The goal is to give the client enough clarity to approve, budget, and begin implementation with fewer surprises.

Deliverables:

  • Executive discovery report

  • Recommended solution architecture

  • Final MVP scope

  • Implementation roadmap

  • Workstream plan

  • Resource requirements

  • Cost estimate

  • Risk and dependency register

  • KPI framework

  • Executive presentation

Final discovery deliverables

At the end of the two weeks, the client receives:

  • Executive summary

  • Business-problem definition

  • Current-state workflow

  • Future-state workflow

  • Stakeholder and user-needs analysis

  • Systems inventory

  • Integration assessment

  • Data-readiness assessment

  • Data-quality findings

  • Use-case prioritization matrix

  • MVP definition

  • Solution architecture diagram

  • Data-flow diagram

  • Security and governance recommendations

  • Risk register

  • Implementation roadmap

  • Estimated timeline

  • Implementation cost range

  • KPI and success-measurement plan

  • Executive readout session

Pricing breakdown

Workstream Price
Executive kickoff and stakeholder alignment $1,500
Current-state workflow analysis $2,000
Systems and API assessment $2,500
Data discovery and data-readiness review $2,500
Stakeholder and user interviews $2,000
Future-state workflow design $2,000
Solution and integration architecture $3,500
Use-case prioritization and MVP definition $1,500
Security, governance, and risk assessment $1,500
Roadmap, cost estimate, and executive presentation $2,000
Total fixed price $21,000

Why the discovery phase costs $21,000

The client is not paying for ten days of meetings.

The $21,000 fee covers a concentrated architecture and strategy engagement that combines business analysis, process design, systems integration, data assessment, AI solution design, security, governance, cost planning, and executive decision support.

Without discovery, organizations often begin implementation with unclear requirements, incomplete data, hidden integration problems, unrealistic timelines, and no agreement on success metrics.

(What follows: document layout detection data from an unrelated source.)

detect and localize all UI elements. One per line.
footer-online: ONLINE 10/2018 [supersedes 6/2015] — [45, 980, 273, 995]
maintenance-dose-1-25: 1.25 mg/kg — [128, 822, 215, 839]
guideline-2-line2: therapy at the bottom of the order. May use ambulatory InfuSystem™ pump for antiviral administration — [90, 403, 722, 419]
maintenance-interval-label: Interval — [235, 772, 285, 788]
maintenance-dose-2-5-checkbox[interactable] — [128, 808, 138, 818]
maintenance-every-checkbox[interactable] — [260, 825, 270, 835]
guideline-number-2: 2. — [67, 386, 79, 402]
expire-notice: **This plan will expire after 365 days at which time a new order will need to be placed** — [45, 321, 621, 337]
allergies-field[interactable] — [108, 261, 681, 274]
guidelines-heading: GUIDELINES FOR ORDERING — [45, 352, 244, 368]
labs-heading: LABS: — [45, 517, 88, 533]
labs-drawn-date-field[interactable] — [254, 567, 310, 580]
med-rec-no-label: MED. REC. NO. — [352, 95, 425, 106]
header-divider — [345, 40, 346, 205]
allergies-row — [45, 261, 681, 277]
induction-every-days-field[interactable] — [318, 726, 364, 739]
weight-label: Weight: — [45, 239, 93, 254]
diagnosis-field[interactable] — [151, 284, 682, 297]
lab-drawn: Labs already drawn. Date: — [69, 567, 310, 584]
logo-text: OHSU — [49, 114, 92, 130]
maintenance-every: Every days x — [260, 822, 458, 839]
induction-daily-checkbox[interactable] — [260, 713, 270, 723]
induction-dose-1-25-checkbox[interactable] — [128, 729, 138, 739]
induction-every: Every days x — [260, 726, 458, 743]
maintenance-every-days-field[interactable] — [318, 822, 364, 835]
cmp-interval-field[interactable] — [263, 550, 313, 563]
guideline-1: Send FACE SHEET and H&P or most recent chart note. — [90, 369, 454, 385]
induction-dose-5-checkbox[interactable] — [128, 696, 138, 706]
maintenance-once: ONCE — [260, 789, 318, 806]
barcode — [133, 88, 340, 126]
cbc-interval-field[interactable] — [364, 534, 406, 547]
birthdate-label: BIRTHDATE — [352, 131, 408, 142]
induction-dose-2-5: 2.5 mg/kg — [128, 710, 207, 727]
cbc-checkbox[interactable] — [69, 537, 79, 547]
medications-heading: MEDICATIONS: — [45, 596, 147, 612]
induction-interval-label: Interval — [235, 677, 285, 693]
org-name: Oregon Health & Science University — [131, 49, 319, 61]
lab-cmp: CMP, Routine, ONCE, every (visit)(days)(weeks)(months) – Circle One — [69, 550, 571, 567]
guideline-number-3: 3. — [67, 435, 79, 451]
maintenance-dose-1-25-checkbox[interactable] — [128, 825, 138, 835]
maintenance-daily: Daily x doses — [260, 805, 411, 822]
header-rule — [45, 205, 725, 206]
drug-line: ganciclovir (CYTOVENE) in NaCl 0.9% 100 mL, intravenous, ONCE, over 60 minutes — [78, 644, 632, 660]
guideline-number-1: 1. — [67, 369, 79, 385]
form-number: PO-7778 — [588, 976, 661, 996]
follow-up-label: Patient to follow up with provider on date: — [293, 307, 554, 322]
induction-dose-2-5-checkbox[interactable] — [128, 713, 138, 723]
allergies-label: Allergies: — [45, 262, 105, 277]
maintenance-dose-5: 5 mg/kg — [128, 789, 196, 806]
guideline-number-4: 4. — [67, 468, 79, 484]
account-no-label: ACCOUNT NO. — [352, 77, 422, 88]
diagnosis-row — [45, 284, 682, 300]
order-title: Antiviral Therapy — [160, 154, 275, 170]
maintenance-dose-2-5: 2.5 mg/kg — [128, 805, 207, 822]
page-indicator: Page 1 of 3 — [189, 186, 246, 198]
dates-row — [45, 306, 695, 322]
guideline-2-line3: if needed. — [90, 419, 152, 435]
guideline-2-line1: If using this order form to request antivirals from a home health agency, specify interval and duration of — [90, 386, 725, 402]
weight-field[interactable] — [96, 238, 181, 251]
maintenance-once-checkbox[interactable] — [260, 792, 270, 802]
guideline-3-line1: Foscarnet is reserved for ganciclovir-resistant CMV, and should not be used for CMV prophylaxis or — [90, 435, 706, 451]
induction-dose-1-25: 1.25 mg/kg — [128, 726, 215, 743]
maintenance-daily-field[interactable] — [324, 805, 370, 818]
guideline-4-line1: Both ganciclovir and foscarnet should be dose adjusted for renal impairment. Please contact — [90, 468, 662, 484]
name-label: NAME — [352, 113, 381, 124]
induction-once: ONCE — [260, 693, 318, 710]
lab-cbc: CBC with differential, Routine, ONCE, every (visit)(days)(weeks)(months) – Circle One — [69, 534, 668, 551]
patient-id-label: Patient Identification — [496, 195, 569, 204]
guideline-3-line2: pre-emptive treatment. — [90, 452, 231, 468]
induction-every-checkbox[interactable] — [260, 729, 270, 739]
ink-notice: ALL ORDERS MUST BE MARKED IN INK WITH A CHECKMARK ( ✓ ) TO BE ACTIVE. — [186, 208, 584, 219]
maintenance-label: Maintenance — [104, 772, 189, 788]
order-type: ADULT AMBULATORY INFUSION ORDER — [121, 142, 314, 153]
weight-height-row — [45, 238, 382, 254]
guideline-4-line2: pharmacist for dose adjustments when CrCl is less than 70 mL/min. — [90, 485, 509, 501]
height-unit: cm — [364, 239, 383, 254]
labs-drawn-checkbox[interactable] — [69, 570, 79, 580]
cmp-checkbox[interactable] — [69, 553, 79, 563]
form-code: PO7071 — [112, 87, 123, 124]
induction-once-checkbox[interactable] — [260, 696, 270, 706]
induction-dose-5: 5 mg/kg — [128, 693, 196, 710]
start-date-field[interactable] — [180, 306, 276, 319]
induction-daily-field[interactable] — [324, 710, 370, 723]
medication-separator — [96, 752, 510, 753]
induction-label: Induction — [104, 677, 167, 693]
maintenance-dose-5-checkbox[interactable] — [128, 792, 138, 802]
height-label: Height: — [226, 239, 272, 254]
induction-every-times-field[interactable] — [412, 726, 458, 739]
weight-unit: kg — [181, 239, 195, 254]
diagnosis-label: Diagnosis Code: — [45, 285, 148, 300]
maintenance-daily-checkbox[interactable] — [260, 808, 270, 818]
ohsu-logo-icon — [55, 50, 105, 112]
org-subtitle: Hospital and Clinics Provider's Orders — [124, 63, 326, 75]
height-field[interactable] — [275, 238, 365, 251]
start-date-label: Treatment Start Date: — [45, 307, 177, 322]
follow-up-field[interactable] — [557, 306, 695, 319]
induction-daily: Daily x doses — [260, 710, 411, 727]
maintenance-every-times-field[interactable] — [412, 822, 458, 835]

These issues can cause expensive rework, delays, scope disputes, and failed AI initiatives.

The discovery phase reduces those risks before the client commits to a larger implementation budget.

A $75,000 or $150,000 implementation can easily waste more than $21,000 if the wrong use case is selected, data is unavailable, systems cannot connect as expected, or users are not prepared to adopt the solution.

The discovery engagement gives the client a clear answer to four important questions:

  1. Is the solution feasible?

  2. Is the data ready?

  3. What exactly should be built?

  4. What will it take to implement successfully?

The strongest way to explain the price is:

The $21,000 discovery phase turns an AI or integration idea into an implementation-ready plan. It gives the client a validated business case, future-state workflow, technical architecture, data assessment, risk analysis, implementation roadmap, and reliable cost estimate before larger development begins.

Recommended payment structure

  • 50% at kickoff: $10,500

  • 25% at the end of week one: $5,250

  • 25% upon delivery of the final discovery package: $5,250

Recommended scope boundaries

The $21,000 discovery phase should include:

  • One primary business use case

  • Up to five stakeholder interview sessions

  • Review of up to five major systems

  • Initial assessment of available data sources

  • One future-state architecture

  • One MVP recommendation

  • One executive readout

The discovery phase should not include:

  • Production development

  • Full data migration

  • Custom API development

  • Production model training

  • Dashboard implementation

  • Enterprise-wide security certification

  • Detailed legal or regulatory advice

  • Ongoing program management

  • Vendor licensing costs

These activities can be estimated and proposed after discovery is complete.